Wildflower Farm, was a place I dreamed of. One of those sweet pastoral dreams a city dweller grows up knowing will never come true, that became unavoidable when I became ill. I never expected to get to do this. I never thought I had what it takes to make this work. I have learned pacing myself is important, compromise is critical, hard work never ends, burn out is real so breaks are just a necessary evil.
We are not fully self sufficient, but we work hard in that direction as we create a new path through life for ourselves, always reaching to do even more ourselves and to get closer to the ideal we envision. We are however far more self sufficient than many in this world. 7 years in, we continue to learn and grow in this homesteading lifestyle. We welcome comments and advice and ideas and questions.

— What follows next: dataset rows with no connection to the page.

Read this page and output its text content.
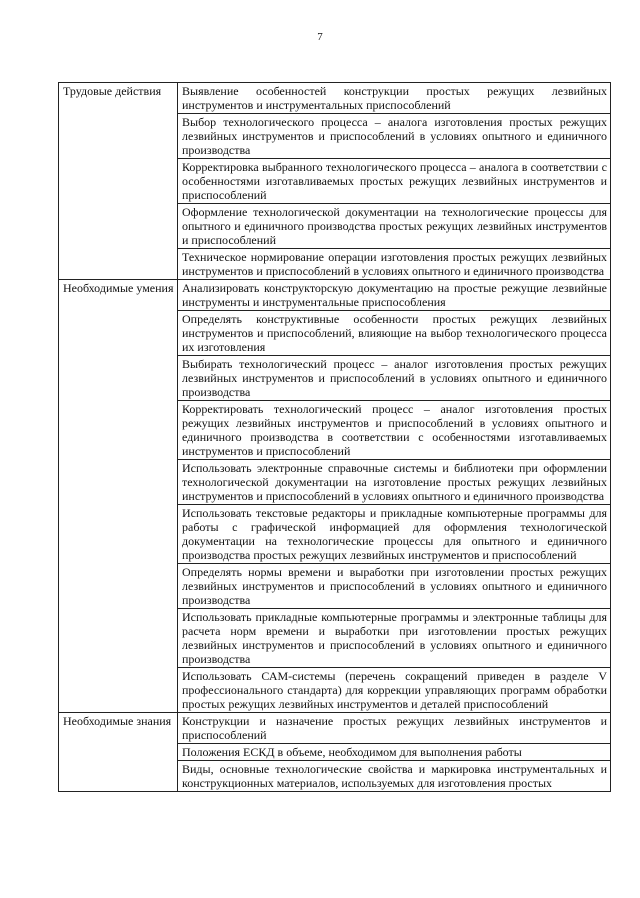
7
Трудовые действия	Выявление особенностей конструкции простых режущих лезвийных инструментов и инструментальных приспособлений
	Выбор технологического процесса – аналога изготовления простых режущих лезвийных инструментов и приспособлений в условиях опытного и единичного производства
	Корректировка выбранного технологического процесса – аналога в соответствии с особенностями изготавливаемых простых режущих лезвийных инструментов и приспособлений
	Оформление технологической документации на технологические процессы для опытного и единичного производства простых режущих лезвийных инструментов и приспособлений
	Техническое нормирование операции изготовления простых режущих лезвийных инструментов и приспособлений в условиях опытного и единичного производства
Необходимые умения	Анализировать конструкторскую документацию на простые режущие лезвийные инструменты и инструментальные приспособления
	Определять конструктивные особенности простых режущих лезвийных инструментов и приспособлений, влияющие на выбор технологического процесса их изготовления
	Выбирать технологический процесс – аналог изготовления простых режущих лезвийных инструментов и приспособлений в условиях опытного и единичного производства
	Корректировать технологический процесс – аналог изготовления простых режущих лезвийных инструментов и приспособлений в условиях опытного и единичного производства в соответствии с особенностями изготавливаемых инструментов и приспособлений
	Использовать электронные справочные системы и библиотеки при оформлении технологической документации на изготовление простых режущих лезвийных инструментов и приспособлений в условиях опытного и единичного производства
	Использовать текстовые редакторы и прикладные компьютерные программы для работы с графической информацией для оформления технологической документации на технологические процессы для опытного и единичного производства простых режущих лезвийных инструментов и приспособлений
	Определять нормы времени и выработки при изготовлении простых режущих лезвийных инструментов и приспособлений в условиях опытного и единичного производства
	Использовать прикладные компьютерные программы и электронные таблицы для расчета норм времени и выработки при изготовлении простых режущих лезвийных инструментов и приспособлений в условиях опытного и единичного производства
	Использовать САМ-системы (перечень сокращений приведен в разделе V профессионального стандарта) для коррекции управляющих программ обработки простых режущих лезвийных инструментов и деталей приспособлений
Необходимые знания	Конструкции и назначение простых режущих лезвийных инструментов и приспособлений
	Положения ЕСКД в объеме, необходимом для выполнения работы
	Виды, основные технологические свойства и маркировка инструментальных и конструкционных материалов, используемых для изготовления простых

We welcome visitors from all over to our home with strict covid policies in place. We spend our time learning to live all over again in a more environmental and sustainable way though even there we are far from perfect always learning and growing doing better as we know better.
This little homestead farm is a magical place named for the New England wildflowers that grow all around. A place where a physicist, watches the night sky on clear nights with the aide of mirror and glass, and a woman, works endlessly in the gardens, the kitchen, and a variety of projects to create and to keep a very unique life style running and functioning. Wildflower Farm, has become so much more than simply a piece of land we can grow a few vegetables on. The longer I spend here, the more alive the land seems, the more I learn about it's function and the more meaning it has. My place in the universe and the next steps on our new path become ever more clear.
We welcome you on this journey with us.